Not quite. Companies such as Facebook (Meta), Google, Starbucks, and Uber fundamentally changed the markets in which they operate. But were they truly distinctive? Not in the slightest. Facebook came after SixDegrees.com, Classmates.com, Friendster, and MySpace. Google followed search engine pioneers such as Magellan, Infoseek, and Yahoo. Coffee shops had been around for 500 years before Starbucks landed, and Uber is basically a carpooling service that followed both Wingz and Zimride (later rebranded as Lyft).
What drove the market dominance of these companies wasn’t the distinctiveness of their businesses but the superiority of their execution. They learned from the mistakes of others to simply do a better job of meeting the needs and expectations of consumers.
The same applies to content. There’s a running joke in the world of thought leadership that everything that goes around comes around: Wait a few years, and the same concepts will reappear—usually with a catchy new name, a framework with a snazzy acronym, or a sprinkle of jargon to make them seem fresh. The bottom line: The wheel of ideas is rarely reinvented.
But what can and should be regularly reinvented is how content is presented and delivered. The real secret of breaking through and boosting your brand’s visibility is innovating on those dimensions. If your audience (and you know exactly who that is, right?) isn’t finding your content, your content needs to find your audience.
Superior execution improves the odds of that happening. But it also demands thinking differently about what thought leadership really is. Too often, it’s pigeonholed as an article of a few thousand words, maybe with a chart or three. Or as a long report, rigorously researched and syndicated within an inch of its life. Just to be clear: Both articles and reports can be fantastic and the best way to convey critical thinking.
But an article or report can and should also be a springboard for an integrated content marketing effort. Vital insights can be delivered through a 50-character social media post or a LinkedIn blog. A single data point presented in a chart can make someone think entirely differently about how they approach a thorny business problem, while a podcast can showcase not only distinctive thinking but also the personality of those with the big brains that are driving it. If you can add layers of accessibility to your content—each delivering a deeper experience—you’re meeting your audience wherever they are, with whatever time they have.
And innovation extends beyond formats for discrete pieces of content. Would your time-pressed audience benefit from a succinct summary of the week’s best thought leadership, delivered in a Saturday morning email written with some verve and personality? What about a mobile app that marries your content with other external sources, positioning you as a convener of the thinking that best helps your clients? Or how about a LinkedIn newsletter that cultivates an online community of engaged businesspeople?

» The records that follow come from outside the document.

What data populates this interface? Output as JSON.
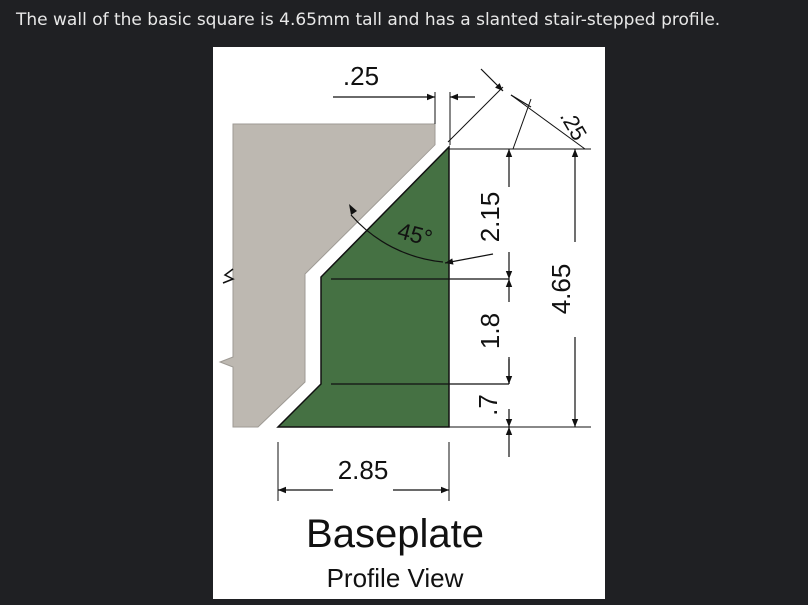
{
  "caption": "The wall of the basic square is 4.65mm tall and has a slanted stair-stepped profile.",
  "diagram": {
    "title": "Baseplate",
    "subtitle": "Profile View",
    "dimensions": {
      "top_offset": ".25",
      "diagonal_offset": ".25",
      "angle": "45°",
      "upper_height": "2.15",
      "middle_height": "1.8",
      "lower_height": ".7",
      "total_height": "4.65",
      "base_width": "2.85"
    },
    "colors": {
      "wall": "#bdb8b1",
      "profile": "#457143",
      "outline": "#111111",
      "background": "#ffffff"
    }
  }
}
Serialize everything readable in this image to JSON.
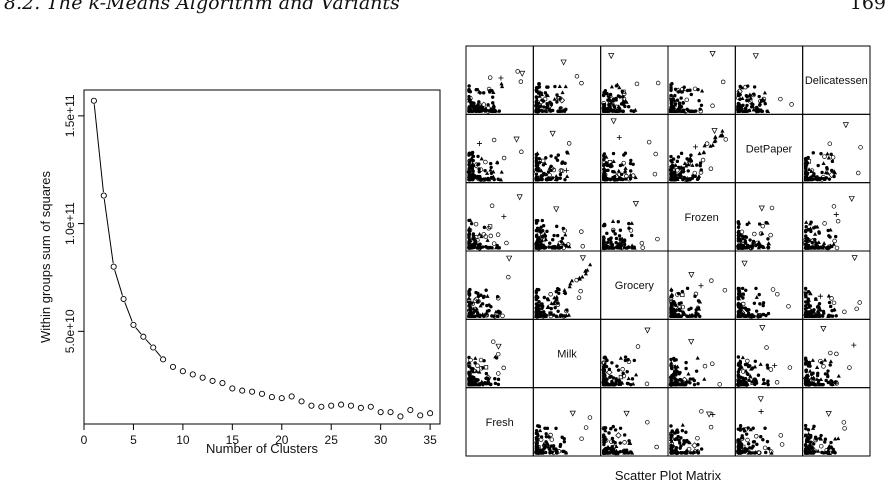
{
  "header": {
    "section": "8.2.   The k-Means Algorithm and Variants",
    "page": "169"
  },
  "chart_data": [
    {
      "type": "line",
      "xlabel": "Number of Clusters",
      "ylabel": "Within groups sum of squares",
      "xlim": [
        0,
        36
      ],
      "ylim": [
        7000000000,
        162000000000
      ],
      "x_ticks": [
        {
          "value": 0,
          "label": "0"
        },
        {
          "value": 5,
          "label": "5"
        },
        {
          "value": 10,
          "label": "10"
        },
        {
          "value": 15,
          "label": "15"
        },
        {
          "value": 20,
          "label": "20"
        },
        {
          "value": 25,
          "label": "25"
        },
        {
          "value": 30,
          "label": "30"
        },
        {
          "value": 35,
          "label": "35"
        }
      ],
      "y_ticks": [
        {
          "value": 50000000000,
          "label": "5.0e+10"
        },
        {
          "value": 100000000000,
          "label": "1.0e+11"
        },
        {
          "value": 150000000000,
          "label": "1.5e+11"
        }
      ],
      "x": [
        1,
        2,
        3,
        4,
        5,
        6,
        7,
        8,
        9,
        10,
        11,
        12,
        13,
        14,
        15,
        16,
        17,
        18,
        19,
        20,
        21,
        22,
        23,
        24,
        25,
        26,
        27,
        28,
        29,
        30,
        31,
        32,
        33,
        34,
        35
      ],
      "values": [
        157000000000,
        113000000000,
        80000000000,
        65000000000,
        53000000000,
        47500000000,
        42500000000,
        37000000000,
        33500000000,
        31500000000,
        30000000000,
        28500000000,
        27000000000,
        26000000000,
        23500000000,
        22500000000,
        22000000000,
        21000000000,
        19500000000,
        19000000000,
        19800000000,
        17500000000,
        15500000000,
        15000000000,
        15500000000,
        16000000000,
        15500000000,
        14500000000,
        15000000000,
        12500000000,
        12500000000,
        10500000000,
        13500000000,
        11000000000,
        12000000000
      ],
      "marker": "open-circle",
      "line_segments_through_x": 8,
      "grid": false
    },
    {
      "type": "scatter",
      "title": "Scatter Plot Matrix",
      "variables_top_to_bottom": [
        "Delicatessen",
        "DetPaper",
        "Frozen",
        "Grocery",
        "Milk",
        "Fresh"
      ],
      "marker_types": [
        "filled-circle",
        "open-circle",
        "filled-triangle",
        "open-triangle-down",
        "plus",
        "open-square",
        "open-diamond"
      ],
      "grid": false
    }
  ]
}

We’ve long noted that thought leadership’s power as a content form stems from its ability to advance an organization’s reputation and build relationships with users, which ultimately results in revenue generation. But none of that is possible when thought leadership is simply drowned out. In a world of increasingly commoditized content, thinking innovatively about how, where, and when thought leadership is presented is a critical differentiator.